La jeune fille mourante
Comment me délivrer de cette fièvre ardente ?
Mon sang court plus rapide, et ma main est brûlante.
Je souffre. Dites-moi, je suis mal ? n’est-ce pas ?
Souvent, le front penché, l’œil baissé vers la terre,
Vous rêvez tristement ; puis d’un air de mystère
J’entends parler bien bas.
Et si je fais un bruit léger, si je respire,
Des larmes dans les yeux on essaie un sourire.
On se rend bien joyeux ; mais j’entends soupirer ;
Sur les fronts tout brillants passe une idée amère,
Et ma petite sœur, qui voit pleurer ma mère.
Près du lit vient pleurer.
Ces larmes me l’ont dit, votre secret terrible :
Je vais mourir !... Déjà ! mourir !... Oh ! c’est horrible !
Mon Dieu, peur fuir la mort n’est-il aucun moyen ?
Quoi ! dans un jour peut-être, immobile et glacée !
Aujourd’hui l’avenir, le monde, la pensée.

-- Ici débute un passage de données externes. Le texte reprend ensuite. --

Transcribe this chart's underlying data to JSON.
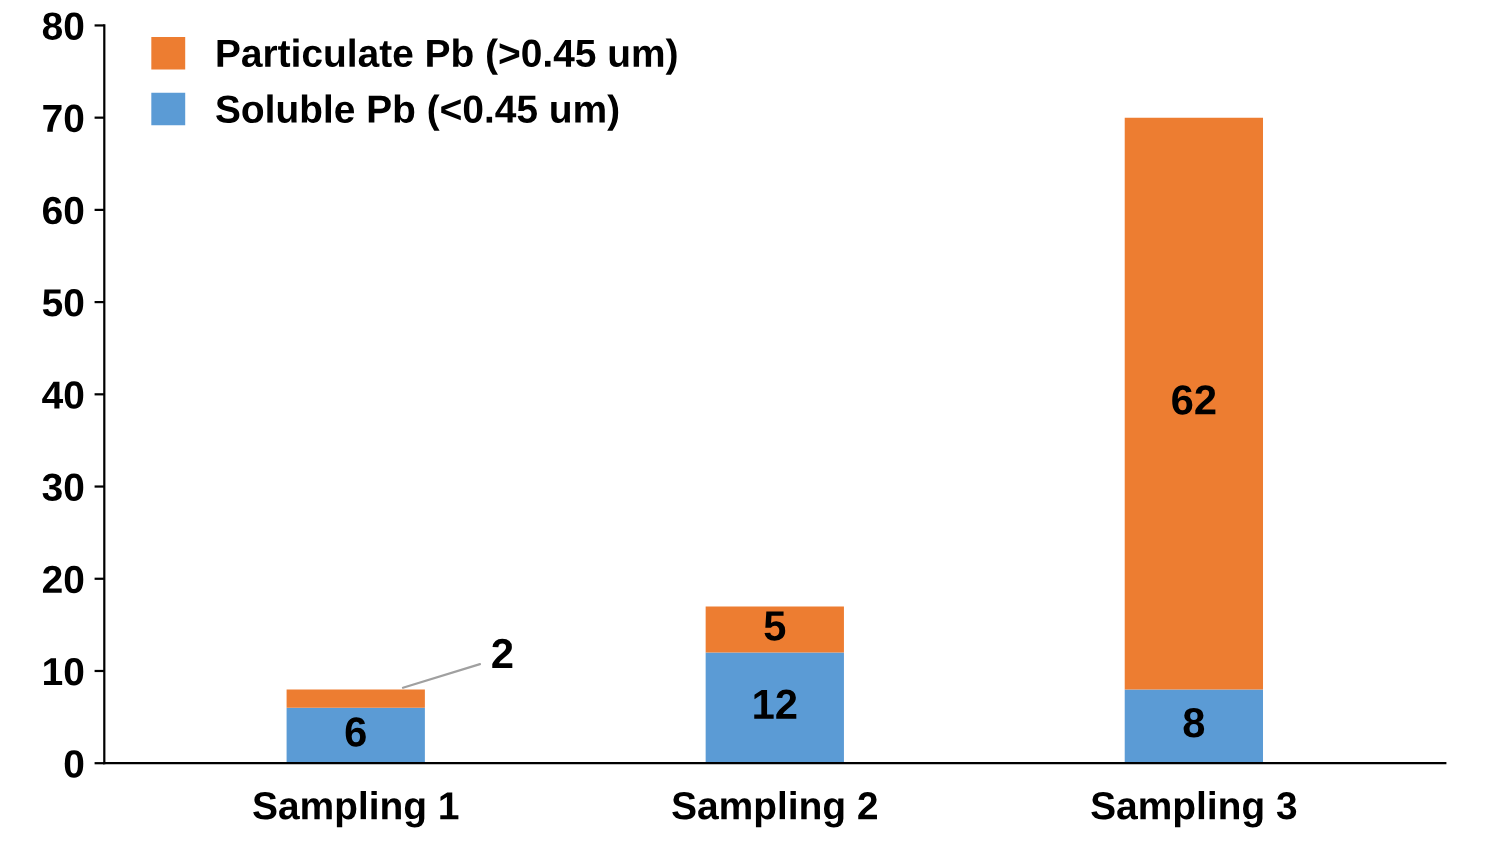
{
  "chart_data": {
    "type": "bar",
    "stacked": true,
    "categories": [
      "Sampling 1",
      "Sampling 2",
      "Sampling 3"
    ],
    "series": [
      {
        "name": "Soluble Pb (<0.45 um)",
        "color": "#5b9bd5",
        "values": [
          6,
          12,
          8
        ]
      },
      {
        "name": "Particulate Pb (>0.45 um)",
        "color": "#ed7d31",
        "values": [
          2,
          5,
          62
        ]
      }
    ],
    "ylim": [
      0,
      80
    ],
    "yticks": [
      0,
      10,
      20,
      30,
      40,
      50,
      60,
      70,
      80
    ],
    "grid": false,
    "legend": "top left",
    "data_labels": true
  }
}
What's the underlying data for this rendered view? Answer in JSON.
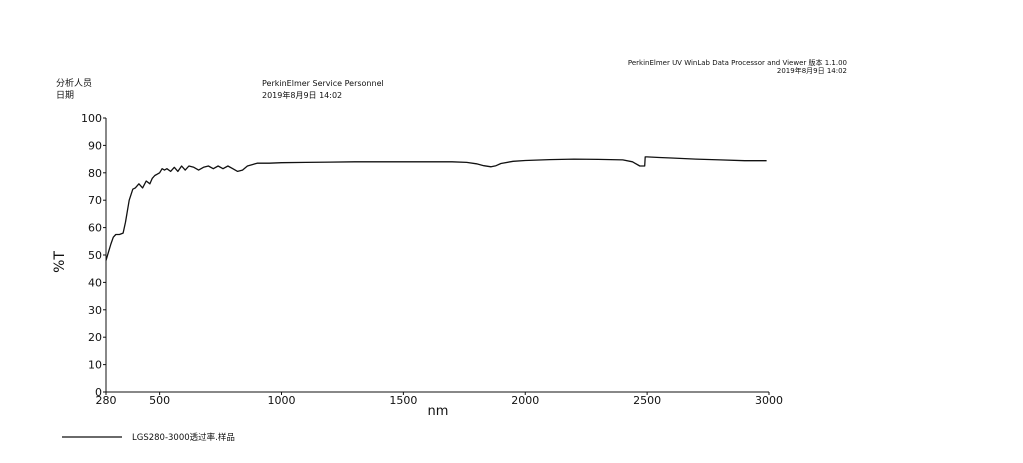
{
  "header": {
    "software": "PerkinElmer UV WinLab Data Processor and Viewer 版本 1.1.00",
    "software_date": "2019年8月9日 14:02",
    "analyst_label": "分析人员",
    "date_label": "日期",
    "analyst_value": "PerkinElmer Service Personnel",
    "date_value": "2019年8月9日 14:02"
  },
  "chart_data": {
    "type": "line",
    "xlabel": "nm",
    "ylabel": "%T",
    "xlim": [
      280,
      3000
    ],
    "ylim": [
      0,
      100
    ],
    "x_ticks": [
      280,
      500,
      1000,
      1500,
      2000,
      2500,
      3000
    ],
    "y_ticks": [
      0,
      10,
      20,
      30,
      40,
      50,
      60,
      70,
      80,
      90,
      100
    ],
    "grid": false,
    "legend_position": "bottom-left",
    "series": [
      {
        "name": "LGS280-3000透过率.样品",
        "color": "#111111",
        "x": [
          280,
          290,
          300,
          310,
          320,
          335,
          350,
          360,
          375,
          390,
          400,
          415,
          430,
          445,
          460,
          470,
          480,
          490,
          500,
          510,
          520,
          530,
          545,
          560,
          575,
          590,
          605,
          620,
          640,
          660,
          680,
          700,
          720,
          740,
          760,
          780,
          800,
          820,
          840,
          860,
          880,
          900,
          950,
          1000,
          1100,
          1200,
          1300,
          1400,
          1500,
          1600,
          1700,
          1760,
          1800,
          1830,
          1860,
          1880,
          1900,
          1950,
          2000,
          2100,
          2200,
          2300,
          2400,
          2440,
          2470,
          2490,
          2492,
          2500,
          2550,
          2600,
          2700,
          2800,
          2900,
          2990
        ],
        "y": [
          48,
          51,
          54,
          56.5,
          57.5,
          57.5,
          58,
          62,
          70,
          74,
          74.5,
          76,
          74.5,
          77,
          76,
          78,
          79,
          79.5,
          80,
          81.5,
          81,
          81.5,
          80.5,
          82,
          80.5,
          82.5,
          81,
          82.5,
          82,
          81,
          82,
          82.5,
          81.5,
          82.5,
          81.5,
          82.5,
          81.5,
          80.5,
          81,
          82.5,
          83,
          83.5,
          83.5,
          83.7,
          83.8,
          83.9,
          84,
          84,
          84,
          84,
          84,
          83.8,
          83.3,
          82.6,
          82.2,
          82.6,
          83.4,
          84.2,
          84.5,
          84.8,
          85,
          84.9,
          84.7,
          84,
          82.5,
          82.5,
          85.8,
          85.8,
          85.6,
          85.4,
          85,
          84.7,
          84.4,
          84.4
        ]
      }
    ]
  }
}
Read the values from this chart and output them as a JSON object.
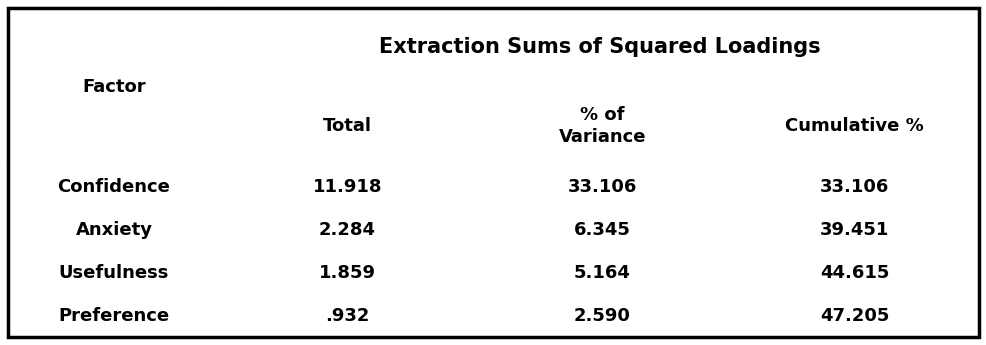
{
  "header_main": "Extraction Sums of Squared Loadings",
  "header_sub": [
    "Total",
    "% of\nVariance",
    "Cumulative %"
  ],
  "col0_header": "Factor",
  "rows": [
    [
      "Confidence",
      "11.918",
      "33.106",
      "33.106"
    ],
    [
      "Anxiety",
      "2.284",
      "6.345",
      "39.451"
    ],
    [
      "Usefulness",
      "1.859",
      "5.164",
      "44.615"
    ],
    [
      "Preference",
      ".932",
      "2.590",
      "47.205"
    ]
  ],
  "bg_color": "#ffffff",
  "border_color": "#000000",
  "text_color": "#000000",
  "font_size_main_header": 15,
  "font_size_sub_header": 13,
  "font_size_data": 13
}
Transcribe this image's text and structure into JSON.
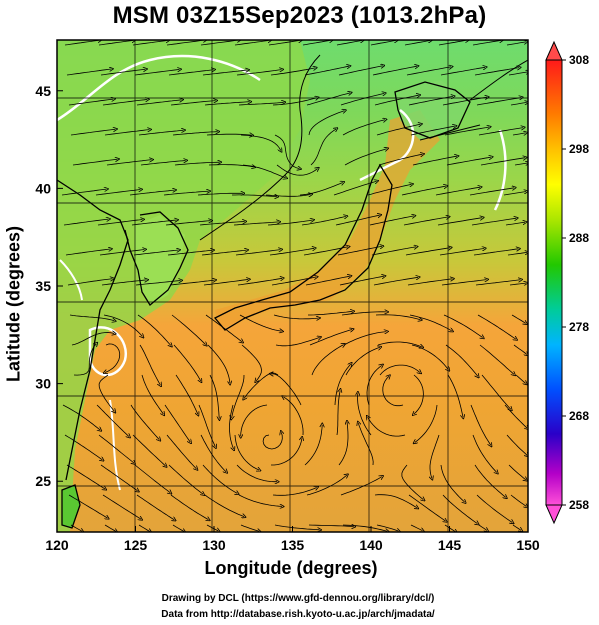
{
  "title": "MSM 03Z15Sep2023 (1013.2hPa)",
  "axes": {
    "xlabel": "Longitude (degrees)",
    "ylabel": "Latitude  (degrees)",
    "x_ticks": [
      "120",
      "125",
      "130",
      "135",
      "140",
      "145",
      "150"
    ],
    "y_ticks": [
      "25",
      "30",
      "35",
      "40",
      "45"
    ]
  },
  "colorbar": {
    "labels": [
      "308",
      "298",
      "288",
      "278",
      "268",
      "258"
    ],
    "colors": [
      "#ff0000",
      "#ff6a00",
      "#ffbe00",
      "#ffff00",
      "#9be600",
      "#22c800",
      "#00d2a0",
      "#00b4ff",
      "#0040ff",
      "#2a00c8",
      "#c800c8",
      "#ff4fd8"
    ]
  },
  "chart_data": {
    "type": "heatmap",
    "title": "MSM 03Z15Sep2023 (1013.2hPa)",
    "xlabel": "Longitude (degrees)",
    "ylabel": "Latitude  (degrees)",
    "xlim": [
      120,
      150
    ],
    "ylim": [
      22.4,
      47.6
    ],
    "colorbar_range": [
      258,
      308
    ],
    "colorbar_ticks": [
      258,
      268,
      278,
      288,
      298,
      308
    ]
  },
  "credits": {
    "line1": "Drawing by DCL (https://www.gfd-dennou.org/library/dcl/)",
    "line2": "Data from http://database.rish.kyoto-u.ac.jp/arch/jmadata/"
  }
}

Et puis, demain.... plus rien.
La robe que j’avais dans ma dernière fête
Est fraîche encor ; les nœuds attachés sur ma tête
Ont gardé ces couleurs et ces reflets changeants
Dont j’admirais l’éclat dans une folle extase ;
Et moi, je vivrai moins que ces tissus de gaze
Et ces légers rubans !
Comme une frêle plante, un souffle m’a brisée,
Vous, mes sœurs, vous avez cette teinte rosée
De jeunesse et de vie. Oh ! votre sort est beau !
Et j’ai les yeux ternis, je suis pâle, abattue :
On dirait à me voir une blanche statue
Pour orner un tombeau.
On m’admirait pourtant, moi, fantôme, ombre vaine ;
La foule m’entourait comme une jeune reine ;
Mon pouvoir tout nouveau semblait encor bien long ;
Quelques bijoux formaient ma parure suprême,
Et puis mes dix-huit ans, comme un beau diadème,
Rayonnaient sur mon front.
À vous encor, mes sœurs, cet avenir qui brille ;
À vous tous ces plaisirs bruyants de jeune fille,
Puis cet anneau d’hymen, ce mot dit en tremblant,
Et ces grains d’orangers, couronne virginale :
Moi, pour voile de noce et robe nuptiale,
J’aurai mon linceul blanc ;
Lugubre vêtement jeté sous une pierre
Qui tient ensevelis dans une étroite bière
Bien des illusions, bien du bonheur rêvé,
Qui tombe par lambeaux sous la terre jalouse,
Et que les battements d’un cœur de jeune épouse
N’ont jamais soulevé.
Moi, dans un long cercueil, étendue, insensible,
Morte ! – quoi ! je mourrais !... Oh ! non, c’est impossible.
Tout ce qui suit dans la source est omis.